Communications. Its the cycle of new moon in Gemini, and its all about communications, mental activity, and data processing. How do you process things? Me, I usually freak out when I start feeling self doubt or some other insecurity, seek outside reassurance, realize that I was silly to doubt myself, and then carry on. Sometimes I can reassure myself, but often I really want it from other people. I hope that this month that quality is not exaggerated!
Even though we are only two days into this cycle, I’m really feeling it! I think that this 21 day yoga/writing challenge was the perfect project to embark on at this time! An outlet for all this jibber jabber of the mind, and the yoga to keep the body in motion. Gemini is ALWAYS moving! My son has a Gemini moon, and he just CAN’T keep still. Sometimes he can for short periods of time, trying REALLY hard, but its just not his general disposition, stillness. I think that is reflecting both in my writing AND in my yoga. I thought I would just be doing Savasana all month, or just sitting still and breathing, but I’m having a hard time keeping still! I want to MOVE. I want to stretch every muscle in my body. I’m going to try to find balance (no pun intended!) by honoring what is natural to me (moving!) and what I crave (stillness!) and just be sure that when I am in “moving mode” the primary FOCUS is my breathing.

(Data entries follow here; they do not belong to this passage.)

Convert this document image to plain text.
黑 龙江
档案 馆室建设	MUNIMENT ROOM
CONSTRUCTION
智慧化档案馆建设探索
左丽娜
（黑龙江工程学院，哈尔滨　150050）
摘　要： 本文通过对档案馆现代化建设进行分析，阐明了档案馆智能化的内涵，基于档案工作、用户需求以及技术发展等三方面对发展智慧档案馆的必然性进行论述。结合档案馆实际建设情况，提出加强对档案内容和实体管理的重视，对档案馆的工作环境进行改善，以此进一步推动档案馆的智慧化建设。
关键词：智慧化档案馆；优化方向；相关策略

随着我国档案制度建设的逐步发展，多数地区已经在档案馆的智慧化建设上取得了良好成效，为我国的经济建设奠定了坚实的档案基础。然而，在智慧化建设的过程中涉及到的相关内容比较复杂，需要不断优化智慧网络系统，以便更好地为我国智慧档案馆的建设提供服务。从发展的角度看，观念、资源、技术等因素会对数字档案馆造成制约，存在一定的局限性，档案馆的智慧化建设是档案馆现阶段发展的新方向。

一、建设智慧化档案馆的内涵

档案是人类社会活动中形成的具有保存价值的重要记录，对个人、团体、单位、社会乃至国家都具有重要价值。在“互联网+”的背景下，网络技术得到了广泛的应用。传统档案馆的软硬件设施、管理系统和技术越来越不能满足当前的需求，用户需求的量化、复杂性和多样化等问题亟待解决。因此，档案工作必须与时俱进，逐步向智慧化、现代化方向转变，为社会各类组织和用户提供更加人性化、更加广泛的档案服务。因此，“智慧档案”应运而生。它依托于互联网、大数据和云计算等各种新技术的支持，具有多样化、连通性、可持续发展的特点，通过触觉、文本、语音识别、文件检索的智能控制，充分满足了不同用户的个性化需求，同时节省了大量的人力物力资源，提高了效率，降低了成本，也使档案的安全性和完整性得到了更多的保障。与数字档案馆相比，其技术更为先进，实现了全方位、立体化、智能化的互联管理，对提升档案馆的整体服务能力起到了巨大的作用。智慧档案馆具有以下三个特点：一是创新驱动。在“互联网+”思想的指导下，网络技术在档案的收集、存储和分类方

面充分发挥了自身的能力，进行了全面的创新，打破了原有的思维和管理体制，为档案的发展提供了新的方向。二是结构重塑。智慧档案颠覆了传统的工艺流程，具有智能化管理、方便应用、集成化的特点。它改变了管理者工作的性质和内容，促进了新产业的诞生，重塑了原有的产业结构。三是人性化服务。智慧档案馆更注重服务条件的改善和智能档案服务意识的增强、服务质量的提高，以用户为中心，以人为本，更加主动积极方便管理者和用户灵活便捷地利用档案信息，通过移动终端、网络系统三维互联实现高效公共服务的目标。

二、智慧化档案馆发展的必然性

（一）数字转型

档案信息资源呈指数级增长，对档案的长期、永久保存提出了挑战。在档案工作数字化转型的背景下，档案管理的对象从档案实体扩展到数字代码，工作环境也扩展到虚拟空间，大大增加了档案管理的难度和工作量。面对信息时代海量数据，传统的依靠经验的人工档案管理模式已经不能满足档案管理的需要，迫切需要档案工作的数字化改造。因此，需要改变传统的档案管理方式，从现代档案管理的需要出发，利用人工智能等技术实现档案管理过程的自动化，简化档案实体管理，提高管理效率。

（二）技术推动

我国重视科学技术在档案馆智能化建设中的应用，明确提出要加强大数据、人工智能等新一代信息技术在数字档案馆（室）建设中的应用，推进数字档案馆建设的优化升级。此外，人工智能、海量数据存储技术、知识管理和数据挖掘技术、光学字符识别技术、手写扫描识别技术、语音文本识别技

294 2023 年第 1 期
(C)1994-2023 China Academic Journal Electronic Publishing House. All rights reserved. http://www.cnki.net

I really really really want to get better at breathing this year. Maybe that sounds ridiculous, but seriously, I am one of those “shallow breathers” that feels like she can never get a proper full-lung-expansion-and-contraction satisfying BREATH! It takes conscious effort to achieve it. I really would like it to be more of my default, this fuller breathing. Lately I’ve been dreaming of taking an aikido class. There is something that I need to learn and practice, and I think aikido is the perfect outlet for it. What is this something? Discipline. Self control, self motivation, connection between breath energy and the body. The last yoga class that I went to had a twist of a tai chi feel to it, and I LOVED it. It confirmed to me that I definitely wanted more of a “martial arts dance” feel. Freedom to move your body the way IT wants to. But also the discipline to guide it in the way that YOU want to.
Yesterday I didn’t have a real substantial yoga session. It happened in spurts. Some stretching here, breathing there, a few poses here, some savasana there. Who knows what today will bring? I love the unpredictability of all of this! Some days I know exactly what I want to write about and other days (like this morning) I just show up and have no clue what’s going down. Its scary. What if I sound dumb? What if I’m boring? Who cares?! I’m here to write, that’s my job right now, and I think I’m doing ok at 510 words. I was talking to someone about this project, and about the arbitrary word count of 800. Why 800 anyway? Who knows, but I’m enjoying the word count. It forces me to go PAST stuckness. Yes that is a word. According to the Dictionary of Michelle anyway. Sometimes at a word count of 265, I’m sitting staring at the screen like “now what?” and wondering if I’ve got anything to say that would be worth reading. And then I remember, that I’m not doing this for whomever is reading. I’m doing this for ME.
Perhaps this is why I ended up doing this on my blog rather than in my journal primarily. I am also writing in my journal a lot (I think I’m maxing out almost 2000 words a day!!) but I think there is a very good reason why I’m also writing publicly. It is representing vulnerability, to share myself, my thoughts in the raw, unedited version of my stream of consciousness. Authenticity and transparency. I think they go hand in hand. It is election year, I think some of our candidates should take head.
Today is the Mango Festival in the village of Agat. Its a two-day mango extravaganza that was created when they (I don’t know who “they” are really…the mayor’s council maybe?) began implementing the one village-one theme thing. The idea is to give each village (or each major village anyway) some kind of theme, for an annual festival. Recently, Talofofo (where I lived for 15 years) had their Banana Festival, which I regret not attending. I think Mangilao’s doing a Pika Pepper Festival or something (here on Guam, Pika means hot. Spicy hot.) The Mango Festival in Agat was the very first one to go live 3 years ago, and this years is pretty big from what I gather. We will be heading down there this afternoon and I am excited! My mouth is already watering thinking of the wealth of pickled mango varieties to choose from. Mango arts and crafts, mango smoothies, mango desserts, mango salsa, mango tree care, mangoes coming out your ears!
So something tells me that today I won’t be following the body ecology diet 100%. And that’s fine, because I have been doing a damn fine job of shifting my diet towards it dramatically, and feeling oh-so-good about it all!